Last year was a wake-up call for tech investors.

After years of enjoying market-beating returns, tech investors saw the Nasdaq plunge 33% in 2022, significantly underperforming the S&P 500 and the Dow Jones Industrial Average.

Even the mightiest tech stocks tumbled as rising interest rates reeled in valuations in the sector, investors realized that pandemic-fueled growth would end, and fears of a recession swept the market.

If the volatility of 2022 has led you to reassess your investments, you may want to take a look at Accenture (ACN -1.04%) and Intuit (INTU 0.73%). After all, these stocks have a history of outperforming the S&P 500 -- and with less volatility than the typical tech stock. Here's a closer look at why each holds promise.

1. Accenture is making a mint from tech consulting

Accenture has grown to a market cap of nearly $200 billion thanks to steady growth in its consulting business and an aggressive acquisition strategy. Typically, Accenture purchases dozens of smaller consulting firms each year, and it has even announced two acquisitions this month. The company now has more than 700,000 employees around the world.

While investors might associate consulting with formulating high-level strategy, businesses like Accenture primarily focus on helping companies deploy software and other kinds of technology, and that has been a lucrative business to be in.

As you can see from the chart below, Accenture's stock has a long track record of outperforming the S&P 500.

ACN Chart

ACN data by YCharts

With its exposure to business spending, Accenture isn't recession-proof, but its performance is closely tied to overall economic growth, meaning it should only be as volatile as the broader economy.

Its most recent earnings report showed the company continues to deliver strong results, with a 15% increase in revenue in constant currency and double-digit growth in all five of its segments. It also posted an operating margin of 16.5%, showing its wide profit margin.

Accenture's bookings in the quarter indicated that growth was slowing, in line with headwinds in the macro-level economy. However, Accenture now trades at a price-to-earnings ratio of 25, a reasonable valuation for a diversified tech services business with a track record of consistently outperforming the S&P 500.
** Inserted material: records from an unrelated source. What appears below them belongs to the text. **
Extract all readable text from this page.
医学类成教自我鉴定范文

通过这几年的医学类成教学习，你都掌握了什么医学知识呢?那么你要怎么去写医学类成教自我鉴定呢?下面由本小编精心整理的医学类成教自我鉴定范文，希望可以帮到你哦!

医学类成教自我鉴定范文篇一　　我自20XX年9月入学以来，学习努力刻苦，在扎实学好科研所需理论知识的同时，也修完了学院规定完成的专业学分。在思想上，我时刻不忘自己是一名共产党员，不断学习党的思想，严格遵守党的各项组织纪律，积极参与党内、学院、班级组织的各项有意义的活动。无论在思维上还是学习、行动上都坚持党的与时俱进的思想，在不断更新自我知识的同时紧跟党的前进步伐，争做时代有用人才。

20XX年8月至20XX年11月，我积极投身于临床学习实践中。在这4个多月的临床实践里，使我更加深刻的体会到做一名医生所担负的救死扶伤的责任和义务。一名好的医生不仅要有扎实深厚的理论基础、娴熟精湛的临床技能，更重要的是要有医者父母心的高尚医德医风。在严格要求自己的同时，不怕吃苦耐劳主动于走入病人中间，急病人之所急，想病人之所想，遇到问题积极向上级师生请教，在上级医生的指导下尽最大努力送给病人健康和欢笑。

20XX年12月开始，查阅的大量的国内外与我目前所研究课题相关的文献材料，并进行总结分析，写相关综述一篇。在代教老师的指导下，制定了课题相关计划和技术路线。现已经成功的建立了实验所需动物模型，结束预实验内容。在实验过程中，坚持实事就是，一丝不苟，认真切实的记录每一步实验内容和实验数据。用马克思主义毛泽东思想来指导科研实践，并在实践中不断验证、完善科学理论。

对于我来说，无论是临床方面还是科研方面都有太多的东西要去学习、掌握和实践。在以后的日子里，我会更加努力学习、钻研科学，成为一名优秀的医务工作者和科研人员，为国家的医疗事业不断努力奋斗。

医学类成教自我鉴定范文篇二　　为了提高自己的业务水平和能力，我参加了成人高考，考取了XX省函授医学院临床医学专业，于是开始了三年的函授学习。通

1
2. Intuit is a recession-resistant software company

Like Accenture, Intuit also has a long history of outperforming the S&P 500 and delivering steady returns, as the chart below shows.

^SPX Chart

^SPX data by YCharts

Nearly all of Intuit's revenue comes from Quickbooks accounting software and Turbotax tax prep software. Combined, those two businesses made up 82% of its revenue in its most recent fiscal year. Turbotax offers the company a unique strength because spending on tax software is essentially recession-proof; consumers need to pay taxes in good times and bad.

That and the scalability of its top software programs have helped drive the company's success: Intuit reported an operating margin of 20% in its most recent fiscal year.

The company delivered strong growth in its fiscal first quarter, with revenue up 29%, including a benefit of 13 percentage points from the acquisition of Mailchimp. Intuit acknowledged macro headwinds in its Credit Karma business, which generates revenue from consumers taking out credit cards and loans, but the rest of the company looks poised for growth, even in a difficult environment. It expects revenue growth between 10% and 12% and adjusted earnings-per-share growth between 15% and 17%. Revenue in its largest segment -- small business and self-employed, which is primarily made up of Quickbooks -- is expected to increase between 19% and 20% as small business formation remains at historically high levels, despite macro headwinds.

Based on forward earnings estimates, the stock trades at a P/E ratio of 28. While that may seem expensive in today's market, Intuit has been a reliable growth company for years and looks poised to deliver another year of profit growth even in a recessionary climate.